At the café I had a warming bowl of thick, wholesome carrot and lentil soup with a cheese scone, which was just how it should be; crumbly, buttery and very cheesy. The homemade cakes are really authentic, and I shared a piece of summer berry pie with my sister. It tasted like something from a bygone era, with the lovely sharp taste of the summer fruit contrasting beautifully with the crunchy, sugary pastry.
For someone who gets a slightly ridiculous sense of enjoyment from a trip to Tesco’s, the farm shop at Blagdon was a totally up my street. There’s an amazing array of seasonal fruit and veg, herbs, preserves, homemade cakes and all manner of other foodie goods.
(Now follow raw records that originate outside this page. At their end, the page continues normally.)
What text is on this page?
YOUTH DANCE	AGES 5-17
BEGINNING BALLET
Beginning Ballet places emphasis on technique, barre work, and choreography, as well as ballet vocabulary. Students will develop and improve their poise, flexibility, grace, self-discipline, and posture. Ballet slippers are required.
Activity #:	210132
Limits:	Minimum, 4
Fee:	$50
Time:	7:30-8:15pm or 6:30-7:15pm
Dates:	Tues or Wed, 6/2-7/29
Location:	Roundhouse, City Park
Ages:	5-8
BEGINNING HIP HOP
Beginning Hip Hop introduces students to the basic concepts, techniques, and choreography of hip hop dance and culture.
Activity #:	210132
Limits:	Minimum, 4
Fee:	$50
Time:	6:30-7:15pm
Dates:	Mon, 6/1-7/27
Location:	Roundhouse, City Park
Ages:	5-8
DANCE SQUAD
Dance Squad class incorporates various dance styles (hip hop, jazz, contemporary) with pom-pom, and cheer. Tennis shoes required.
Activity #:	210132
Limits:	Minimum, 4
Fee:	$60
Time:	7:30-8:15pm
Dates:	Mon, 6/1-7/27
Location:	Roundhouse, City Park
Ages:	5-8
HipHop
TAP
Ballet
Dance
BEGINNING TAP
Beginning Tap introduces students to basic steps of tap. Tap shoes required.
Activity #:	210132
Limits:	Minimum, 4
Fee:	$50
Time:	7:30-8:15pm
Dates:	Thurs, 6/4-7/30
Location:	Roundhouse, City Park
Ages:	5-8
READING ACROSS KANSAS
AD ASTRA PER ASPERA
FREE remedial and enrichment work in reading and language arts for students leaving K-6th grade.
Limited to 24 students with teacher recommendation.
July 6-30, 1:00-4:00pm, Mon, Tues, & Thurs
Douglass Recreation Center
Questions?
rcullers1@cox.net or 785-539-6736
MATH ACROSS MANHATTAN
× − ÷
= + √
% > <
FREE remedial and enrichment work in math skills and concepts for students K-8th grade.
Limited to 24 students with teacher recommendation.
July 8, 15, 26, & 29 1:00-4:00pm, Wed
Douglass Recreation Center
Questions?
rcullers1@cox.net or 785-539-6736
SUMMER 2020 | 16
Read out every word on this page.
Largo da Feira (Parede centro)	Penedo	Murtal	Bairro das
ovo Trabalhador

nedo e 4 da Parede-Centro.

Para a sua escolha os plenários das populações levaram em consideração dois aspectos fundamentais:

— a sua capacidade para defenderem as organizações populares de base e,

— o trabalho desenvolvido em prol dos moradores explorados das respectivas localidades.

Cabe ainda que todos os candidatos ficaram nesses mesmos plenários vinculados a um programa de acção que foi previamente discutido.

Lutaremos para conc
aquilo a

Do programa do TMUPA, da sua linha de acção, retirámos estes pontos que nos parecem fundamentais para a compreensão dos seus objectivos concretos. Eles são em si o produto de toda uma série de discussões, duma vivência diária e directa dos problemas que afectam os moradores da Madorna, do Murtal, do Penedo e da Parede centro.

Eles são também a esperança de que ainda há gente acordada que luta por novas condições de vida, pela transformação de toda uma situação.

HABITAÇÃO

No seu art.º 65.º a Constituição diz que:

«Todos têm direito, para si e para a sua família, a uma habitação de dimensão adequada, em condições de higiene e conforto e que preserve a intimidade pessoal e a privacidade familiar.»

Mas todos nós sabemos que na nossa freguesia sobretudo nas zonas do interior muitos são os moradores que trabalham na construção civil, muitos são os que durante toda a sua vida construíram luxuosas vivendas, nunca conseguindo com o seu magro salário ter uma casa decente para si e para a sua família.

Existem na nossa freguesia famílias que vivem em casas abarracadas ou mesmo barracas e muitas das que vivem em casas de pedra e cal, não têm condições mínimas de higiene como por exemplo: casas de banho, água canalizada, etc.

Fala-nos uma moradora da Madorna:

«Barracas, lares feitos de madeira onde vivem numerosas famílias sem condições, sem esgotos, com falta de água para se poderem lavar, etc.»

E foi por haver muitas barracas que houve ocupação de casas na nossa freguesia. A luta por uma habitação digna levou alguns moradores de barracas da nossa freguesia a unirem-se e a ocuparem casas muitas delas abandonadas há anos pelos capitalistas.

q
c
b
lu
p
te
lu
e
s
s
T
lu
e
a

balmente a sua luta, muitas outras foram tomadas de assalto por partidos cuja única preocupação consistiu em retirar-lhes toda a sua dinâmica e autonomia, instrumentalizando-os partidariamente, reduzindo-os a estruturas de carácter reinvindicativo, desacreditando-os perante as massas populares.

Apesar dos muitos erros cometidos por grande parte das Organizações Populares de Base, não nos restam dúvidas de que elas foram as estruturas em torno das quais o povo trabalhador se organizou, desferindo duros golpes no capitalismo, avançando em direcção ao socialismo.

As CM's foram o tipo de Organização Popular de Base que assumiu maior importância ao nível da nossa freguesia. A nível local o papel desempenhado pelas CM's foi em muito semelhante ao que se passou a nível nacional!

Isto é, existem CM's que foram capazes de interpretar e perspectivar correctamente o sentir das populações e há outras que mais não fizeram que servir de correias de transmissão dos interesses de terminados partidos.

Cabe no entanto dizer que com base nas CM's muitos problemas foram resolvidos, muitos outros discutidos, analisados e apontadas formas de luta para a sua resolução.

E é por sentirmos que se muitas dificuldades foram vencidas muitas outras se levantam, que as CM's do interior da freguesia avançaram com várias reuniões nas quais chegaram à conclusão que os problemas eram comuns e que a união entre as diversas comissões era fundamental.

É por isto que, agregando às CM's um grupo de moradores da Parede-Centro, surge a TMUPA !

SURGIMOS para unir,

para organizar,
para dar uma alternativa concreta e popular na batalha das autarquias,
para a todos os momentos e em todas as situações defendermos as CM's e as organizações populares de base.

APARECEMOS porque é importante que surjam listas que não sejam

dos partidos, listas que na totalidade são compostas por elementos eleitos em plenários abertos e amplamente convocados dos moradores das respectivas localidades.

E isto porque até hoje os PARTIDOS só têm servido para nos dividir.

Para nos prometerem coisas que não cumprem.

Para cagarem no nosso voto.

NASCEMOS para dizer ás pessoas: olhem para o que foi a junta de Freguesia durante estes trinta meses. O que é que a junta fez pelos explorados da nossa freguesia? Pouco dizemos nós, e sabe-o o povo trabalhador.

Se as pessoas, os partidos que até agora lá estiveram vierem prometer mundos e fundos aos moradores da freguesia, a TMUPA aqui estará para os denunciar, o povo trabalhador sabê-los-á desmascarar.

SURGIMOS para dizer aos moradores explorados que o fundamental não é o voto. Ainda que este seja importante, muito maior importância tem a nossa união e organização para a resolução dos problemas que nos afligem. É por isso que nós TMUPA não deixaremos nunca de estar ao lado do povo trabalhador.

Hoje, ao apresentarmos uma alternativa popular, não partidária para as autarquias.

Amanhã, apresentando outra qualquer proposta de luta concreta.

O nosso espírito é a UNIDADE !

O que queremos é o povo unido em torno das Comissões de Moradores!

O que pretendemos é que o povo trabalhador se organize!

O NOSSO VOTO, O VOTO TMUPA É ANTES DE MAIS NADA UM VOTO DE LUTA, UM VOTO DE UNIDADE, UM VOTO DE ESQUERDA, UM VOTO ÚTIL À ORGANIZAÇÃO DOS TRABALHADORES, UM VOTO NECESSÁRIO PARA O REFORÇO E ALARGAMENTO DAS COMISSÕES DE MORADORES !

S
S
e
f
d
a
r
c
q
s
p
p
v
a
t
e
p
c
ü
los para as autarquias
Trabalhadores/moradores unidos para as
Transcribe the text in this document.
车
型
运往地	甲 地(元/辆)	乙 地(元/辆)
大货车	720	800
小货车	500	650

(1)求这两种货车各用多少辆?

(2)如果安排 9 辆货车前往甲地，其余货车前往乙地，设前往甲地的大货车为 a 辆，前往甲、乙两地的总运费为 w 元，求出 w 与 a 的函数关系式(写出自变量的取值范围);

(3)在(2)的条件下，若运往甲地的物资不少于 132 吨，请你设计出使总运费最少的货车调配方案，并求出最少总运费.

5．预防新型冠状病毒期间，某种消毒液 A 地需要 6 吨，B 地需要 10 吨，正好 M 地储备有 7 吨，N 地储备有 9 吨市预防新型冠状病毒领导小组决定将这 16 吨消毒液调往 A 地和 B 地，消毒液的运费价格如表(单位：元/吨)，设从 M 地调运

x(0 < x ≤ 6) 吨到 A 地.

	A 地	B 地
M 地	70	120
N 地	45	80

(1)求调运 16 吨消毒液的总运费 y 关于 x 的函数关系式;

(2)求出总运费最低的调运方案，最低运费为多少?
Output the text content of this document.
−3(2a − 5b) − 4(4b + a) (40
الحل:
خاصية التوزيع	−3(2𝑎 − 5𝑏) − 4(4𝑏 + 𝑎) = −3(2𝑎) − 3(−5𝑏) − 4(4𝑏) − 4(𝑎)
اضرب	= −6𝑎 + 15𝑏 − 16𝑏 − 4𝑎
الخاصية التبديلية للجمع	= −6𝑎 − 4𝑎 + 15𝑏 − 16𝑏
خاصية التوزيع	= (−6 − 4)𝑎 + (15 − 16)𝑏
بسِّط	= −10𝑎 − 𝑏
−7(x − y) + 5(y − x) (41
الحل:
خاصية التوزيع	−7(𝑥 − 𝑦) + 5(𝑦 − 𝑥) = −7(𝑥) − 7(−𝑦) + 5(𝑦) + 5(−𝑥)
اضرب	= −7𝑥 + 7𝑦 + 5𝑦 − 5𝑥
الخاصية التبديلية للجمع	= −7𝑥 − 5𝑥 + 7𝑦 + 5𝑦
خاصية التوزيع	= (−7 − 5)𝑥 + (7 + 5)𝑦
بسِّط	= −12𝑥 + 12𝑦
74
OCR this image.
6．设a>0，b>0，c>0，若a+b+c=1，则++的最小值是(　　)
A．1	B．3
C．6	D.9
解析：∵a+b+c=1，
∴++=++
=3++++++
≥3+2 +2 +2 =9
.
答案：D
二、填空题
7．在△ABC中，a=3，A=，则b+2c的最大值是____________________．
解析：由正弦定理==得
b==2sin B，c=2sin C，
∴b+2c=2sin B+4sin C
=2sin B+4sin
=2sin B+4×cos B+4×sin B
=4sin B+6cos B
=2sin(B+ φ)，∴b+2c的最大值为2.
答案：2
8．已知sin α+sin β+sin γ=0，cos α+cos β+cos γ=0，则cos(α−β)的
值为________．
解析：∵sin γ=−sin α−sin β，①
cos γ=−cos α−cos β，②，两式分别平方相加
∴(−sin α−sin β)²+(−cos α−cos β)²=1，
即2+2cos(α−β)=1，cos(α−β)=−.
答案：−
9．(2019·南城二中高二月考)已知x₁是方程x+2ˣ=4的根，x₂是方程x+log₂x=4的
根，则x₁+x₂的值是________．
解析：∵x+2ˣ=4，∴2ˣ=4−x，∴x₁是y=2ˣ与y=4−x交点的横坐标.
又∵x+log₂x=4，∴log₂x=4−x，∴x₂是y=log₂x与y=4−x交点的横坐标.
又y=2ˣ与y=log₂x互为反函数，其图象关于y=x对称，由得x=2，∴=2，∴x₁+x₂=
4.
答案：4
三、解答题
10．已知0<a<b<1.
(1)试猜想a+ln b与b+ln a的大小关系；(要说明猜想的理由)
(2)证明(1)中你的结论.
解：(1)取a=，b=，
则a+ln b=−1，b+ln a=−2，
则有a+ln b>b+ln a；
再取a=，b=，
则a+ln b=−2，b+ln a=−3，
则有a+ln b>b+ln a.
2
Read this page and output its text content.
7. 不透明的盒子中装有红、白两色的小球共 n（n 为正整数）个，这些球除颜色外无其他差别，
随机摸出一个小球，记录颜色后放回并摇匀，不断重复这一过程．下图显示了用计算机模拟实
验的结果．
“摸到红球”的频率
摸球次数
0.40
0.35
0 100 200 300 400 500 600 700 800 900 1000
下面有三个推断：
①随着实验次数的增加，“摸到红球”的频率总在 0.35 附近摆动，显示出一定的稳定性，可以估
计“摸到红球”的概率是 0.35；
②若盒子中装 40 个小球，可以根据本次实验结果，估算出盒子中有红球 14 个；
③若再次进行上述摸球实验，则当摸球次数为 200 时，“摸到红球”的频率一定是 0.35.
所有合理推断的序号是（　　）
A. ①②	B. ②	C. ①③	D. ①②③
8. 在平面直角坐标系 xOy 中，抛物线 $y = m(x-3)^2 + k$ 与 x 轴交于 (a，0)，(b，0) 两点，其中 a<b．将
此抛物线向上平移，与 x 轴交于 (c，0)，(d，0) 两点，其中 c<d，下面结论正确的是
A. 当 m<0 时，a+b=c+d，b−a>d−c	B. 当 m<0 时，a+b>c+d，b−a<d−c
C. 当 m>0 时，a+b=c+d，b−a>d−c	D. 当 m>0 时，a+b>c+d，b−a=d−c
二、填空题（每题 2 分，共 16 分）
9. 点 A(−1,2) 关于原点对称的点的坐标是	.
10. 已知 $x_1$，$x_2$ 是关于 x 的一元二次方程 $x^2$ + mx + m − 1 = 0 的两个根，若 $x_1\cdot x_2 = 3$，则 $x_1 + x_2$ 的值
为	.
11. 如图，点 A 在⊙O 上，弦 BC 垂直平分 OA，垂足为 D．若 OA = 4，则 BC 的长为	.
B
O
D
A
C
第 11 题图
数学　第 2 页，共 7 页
The meat counter, selling an extensive range of meat from Blagdon and other farms around Northumbria, is stocked with wild roe venison from the Blagdon estate, rare breed fillet steak from Northumberland and Blagdon’s ‘special sausages’, which are apparently a bestseller!
The shop only stocks goods from local farms that are organic or have used traditional farming methods, an old-fashioned ethos which is relevant today more than ever, when it’s so important to support local producers. This isn’t exactly a hard concept to get on board with, however, when you taste the quality of the food on offer – I picked up some smoked garlic that really transforms any dish with its earthy, smoky flavour and some rosemary and thyme salt that will be fantastic on roast chicken. The homemade sausage rolls also looked delicious; let’s hope they survive the pasty tax!